Par sa position géographique, les Fidji sont exposées aux ouragans. En février 2016, elles ont été touchées par ce qui était alors le plus puissant cyclone jamais enregistré, baptisé Winston. Son passage a fait plus de 20 morts et des dégâts matériels considérables. Cette catastrophe des Fidji est là pour rappeler que pareil phénomène peut se produire à La Réunion. En 1948, notre île a subi un cyclone qui fit plus de 200 morts. À cette époque, La Réunion comptait 250.000 habitants, Saint-Gilles les Bains se résumait à quelques maisons, et le béton n’avait pas encore recouvert une partie des zones montagneuses. De Winston il sera question, tout comme les autres cyclones tropicaux très intenses de ces dernières années qui font réfléchir à la création d’une nouvelle catégorie pour classer ces phénomènes. C’est ainsi qu’à Saint-Martin et Saint-Barthélémy, l’alerte rouge était dépassée, l’alerte violette a été déclarée.

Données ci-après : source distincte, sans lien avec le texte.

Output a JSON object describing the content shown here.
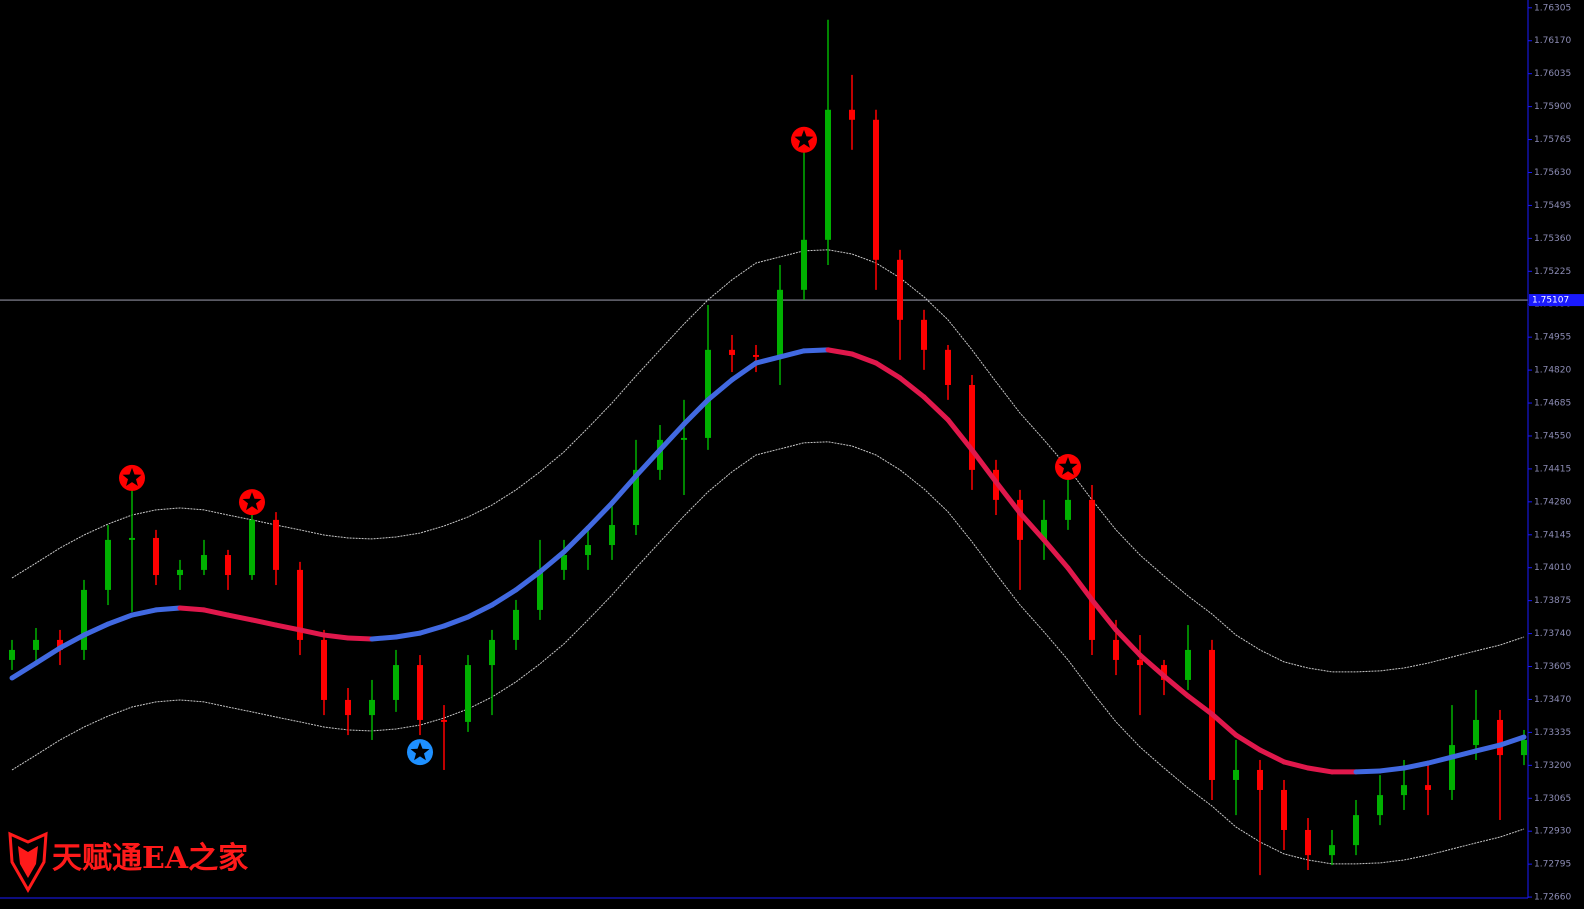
{
  "chart_data": {
    "type": "candlestick",
    "watermark": "天赋通EA之家",
    "up_color": "#00b000",
    "down_color": "#ff0000",
    "ylim": [
      1.72648,
      1.76337
    ],
    "yticks": [
      {
        "value": 1.7266,
        "label": "1.72660"
      },
      1.72795,
      {
        "value": 1.7293,
        "label": "1.72930"
      },
      1.73065,
      {
        "value": 1.732,
        "label": "1.73200"
      },
      1.73335,
      {
        "value": 1.7347,
        "label": "1.73470"
      },
      1.73605,
      {
        "value": 1.7374,
        "label": "1.73740"
      },
      1.73875,
      {
        "value": 1.7401,
        "label": "1.74010"
      },
      1.74145,
      {
        "value": 1.7428,
        "label": "1.74280"
      },
      1.74415,
      {
        "value": 1.7455,
        "label": "1.74550"
      },
      1.74685,
      {
        "value": 1.7482,
        "label": "1.74820"
      },
      1.74955,
      {
        "value": 1.7509,
        "label": "1.75090"
      },
      1.75225,
      {
        "value": 1.7536,
        "label": "1.75360"
      },
      1.75495,
      {
        "value": 1.7563,
        "label": "1.75630"
      },
      1.75765,
      {
        "value": 1.759,
        "label": "1.75900"
      },
      1.76035,
      {
        "value": 1.7617,
        "label": "1.76170"
      },
      1.76305
    ],
    "current_price": 1.75107,
    "ohlc": [
      [
        1.73632,
        1.73714,
        1.73591,
        1.73673
      ],
      [
        1.73673,
        1.73763,
        1.73624,
        1.73714
      ],
      [
        1.73714,
        1.73755,
        1.73611,
        1.73673
      ],
      [
        1.73673,
        1.7396,
        1.73632,
        1.73919
      ],
      [
        1.73919,
        1.74185,
        1.73857,
        1.74124
      ],
      [
        1.74124,
        1.74329,
        1.73829,
        1.74132
      ],
      [
        1.74132,
        1.74165,
        1.73939,
        1.7398
      ],
      [
        1.7398,
        1.74042,
        1.73919,
        1.74001
      ],
      [
        1.74001,
        1.74124,
        1.7398,
        1.74062
      ],
      [
        1.74062,
        1.74083,
        1.73919,
        1.7398
      ],
      [
        1.7398,
        1.74288,
        1.7396,
        1.74206
      ],
      [
        1.74206,
        1.74238,
        1.73939,
        1.74001
      ],
      [
        1.74001,
        1.74034,
        1.73652,
        1.73714
      ],
      [
        1.73714,
        1.73755,
        1.73406,
        1.73468
      ],
      [
        1.73468,
        1.73517,
        1.73324,
        1.73406
      ],
      [
        1.73406,
        1.7355,
        1.73304,
        1.73468
      ],
      [
        1.73468,
        1.73673,
        1.73419,
        1.73611
      ],
      [
        1.73611,
        1.73652,
        1.73324,
        1.73386
      ],
      [
        1.73386,
        1.73447,
        1.73181,
        1.73378
      ],
      [
        1.73378,
        1.73652,
        1.73337,
        1.73611
      ],
      [
        1.73611,
        1.73755,
        1.73406,
        1.73714
      ],
      [
        1.73714,
        1.73878,
        1.73673,
        1.73837
      ],
      [
        1.73837,
        1.74124,
        1.73796,
        1.74001
      ],
      [
        1.74001,
        1.74124,
        1.7396,
        1.74062
      ],
      [
        1.74062,
        1.74165,
        1.74001,
        1.74103
      ],
      [
        1.74103,
        1.74288,
        1.74042,
        1.74185
      ],
      [
        1.74185,
        1.74534,
        1.74144,
        1.74411
      ],
      [
        1.74411,
        1.74595,
        1.7437,
        1.74534
      ],
      [
        1.74534,
        1.74698,
        1.74308,
        1.74542
      ],
      [
        1.74542,
        1.75087,
        1.74493,
        1.74903
      ],
      [
        1.74903,
        1.74964,
        1.74812,
        1.74882
      ],
      [
        1.74882,
        1.74923,
        1.74812,
        1.74874
      ],
      [
        1.74874,
        1.75251,
        1.74759,
        1.75149
      ],
      [
        1.75149,
        1.75723,
        1.75108,
        1.75354
      ],
      [
        1.75354,
        1.76256,
        1.75251,
        1.75887
      ],
      [
        1.75887,
        1.7603,
        1.75723,
        1.75846
      ],
      [
        1.75846,
        1.75887,
        1.75149,
        1.75272
      ],
      [
        1.75272,
        1.75313,
        1.74862,
        1.75026
      ],
      [
        1.75026,
        1.75067,
        1.74821,
        1.74903
      ],
      [
        1.74903,
        1.74923,
        1.74698,
        1.74759
      ],
      [
        1.74759,
        1.748,
        1.74329,
        1.74411
      ],
      [
        1.74411,
        1.74452,
        1.74226,
        1.74288
      ],
      [
        1.74288,
        1.74329,
        1.73919,
        1.74124
      ],
      [
        1.74124,
        1.74288,
        1.74042,
        1.74206
      ],
      [
        1.74206,
        1.7437,
        1.74165,
        1.74288
      ],
      [
        1.74288,
        1.74349,
        1.73652,
        1.73714
      ],
      [
        1.73714,
        1.73796,
        1.7357,
        1.73632
      ],
      [
        1.73632,
        1.73734,
        1.73406,
        1.73611
      ],
      [
        1.73611,
        1.73632,
        1.73488,
        1.7355
      ],
      [
        1.7355,
        1.73775,
        1.73509,
        1.73673
      ],
      [
        1.73673,
        1.73714,
        1.73058,
        1.7314
      ],
      [
        1.7314,
        1.73304,
        1.72996,
        1.73181
      ],
      [
        1.73181,
        1.73222,
        1.7275,
        1.73099
      ],
      [
        1.73099,
        1.7314,
        1.72853,
        1.72935
      ],
      [
        1.72935,
        1.72984,
        1.72771,
        1.72832
      ],
      [
        1.72832,
        1.72935,
        1.72791,
        1.72873
      ],
      [
        1.72873,
        1.73058,
        1.72832,
        1.72996
      ],
      [
        1.72996,
        1.7316,
        1.72955,
        1.73078
      ],
      [
        1.73078,
        1.73222,
        1.73017,
        1.73119
      ],
      [
        1.73119,
        1.73201,
        1.72996,
        1.73099
      ],
      [
        1.73099,
        1.73447,
        1.73058,
        1.73283
      ],
      [
        1.73283,
        1.73509,
        1.73222,
        1.73386
      ],
      [
        1.73386,
        1.73427,
        1.72976,
        1.73242
      ],
      [
        1.73242,
        1.73345,
        1.73201,
        1.73304
      ]
    ],
    "middle": {
      "rising_color": "#4169e1",
      "falling_color": "#e0184c",
      "values": [
        1.73558,
        1.73619,
        1.73681,
        1.73734,
        1.73779,
        1.73816,
        1.73837,
        1.73845,
        1.73837,
        1.73816,
        1.73796,
        1.73775,
        1.73755,
        1.73734,
        1.73722,
        1.73718,
        1.73726,
        1.73742,
        1.73771,
        1.73808,
        1.73857,
        1.73919,
        1.73993,
        1.74075,
        1.74173,
        1.74275,
        1.74386,
        1.74493,
        1.74599,
        1.74698,
        1.7478,
        1.74849,
        1.74874,
        1.74899,
        1.74903,
        1.74886,
        1.74849,
        1.74788,
        1.7471,
        1.74616,
        1.74493,
        1.74362,
        1.74234,
        1.74124,
        1.74009,
        1.73878,
        1.73755,
        1.73652,
        1.73566,
        1.73484,
        1.7341,
        1.73324,
        1.73263,
        1.73214,
        1.73189,
        1.73173,
        1.73173,
        1.73177,
        1.73189,
        1.73209,
        1.73234,
        1.73259,
        1.73283,
        1.73316
      ]
    },
    "upper": {
      "color": "#c8c8c8",
      "values": [
        1.73968,
        1.74029,
        1.74091,
        1.74144,
        1.74189,
        1.74226,
        1.74247,
        1.74255,
        1.74247,
        1.74226,
        1.74206,
        1.74185,
        1.74165,
        1.74144,
        1.74132,
        1.74128,
        1.74136,
        1.74152,
        1.74181,
        1.74218,
        1.74267,
        1.74329,
        1.74403,
        1.74485,
        1.74583,
        1.74685,
        1.74796,
        1.74903,
        1.75009,
        1.75108,
        1.7519,
        1.75259,
        1.75284,
        1.75309,
        1.75313,
        1.75296,
        1.75259,
        1.75198,
        1.7512,
        1.75026,
        1.74903,
        1.74772,
        1.74644,
        1.74534,
        1.74419,
        1.74288,
        1.74165,
        1.74062,
        1.73976,
        1.73894,
        1.7382,
        1.73734,
        1.73673,
        1.73624,
        1.73599,
        1.73583,
        1.73583,
        1.73587,
        1.73599,
        1.73619,
        1.73644,
        1.73669,
        1.73693,
        1.73726
      ]
    },
    "lower": {
      "color": "#c8c8c8",
      "values": [
        1.73181,
        1.73242,
        1.73304,
        1.73357,
        1.73402,
        1.73439,
        1.7346,
        1.73468,
        1.7346,
        1.73439,
        1.73419,
        1.73398,
        1.73378,
        1.73357,
        1.73345,
        1.73341,
        1.73349,
        1.73365,
        1.73394,
        1.73431,
        1.7348,
        1.73542,
        1.73616,
        1.73698,
        1.73796,
        1.73898,
        1.74009,
        1.74116,
        1.74222,
        1.74321,
        1.74403,
        1.74472,
        1.74497,
        1.74522,
        1.74526,
        1.74509,
        1.74472,
        1.74411,
        1.74333,
        1.74239,
        1.74116,
        1.73985,
        1.73857,
        1.73747,
        1.73632,
        1.73501,
        1.73378,
        1.73275,
        1.73189,
        1.73107,
        1.73033,
        1.72947,
        1.72886,
        1.72837,
        1.72812,
        1.72796,
        1.72796,
        1.728,
        1.72812,
        1.72832,
        1.72857,
        1.72882,
        1.72906,
        1.72939
      ]
    },
    "sell_signals": {
      "color": "#ff0000",
      "points": [
        {
          "index": 5,
          "value": 1.74378
        },
        {
          "index": 10,
          "value": 1.74279
        },
        {
          "index": 33,
          "value": 1.75764
        },
        {
          "index": 44,
          "value": 1.74423
        }
      ]
    },
    "buy_signals": {
      "color": "#1e90ff",
      "points": [
        {
          "index": 17,
          "value": 1.73254
        }
      ]
    }
  }
}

Par ailleurs, comme toutes les îles, celles des Fidji doivent également se préparer aux conséquences de la montée du niveau de la mer.

En choisissant d’attribuer aux îles Fidji la présidence de la conférence internationale sur le climat, les Nations-Unies ont décidé de mettre au premier plan les pays qui sont en première ligne face aux effets du changement climatique. La Réunion en fait partie.

J.B.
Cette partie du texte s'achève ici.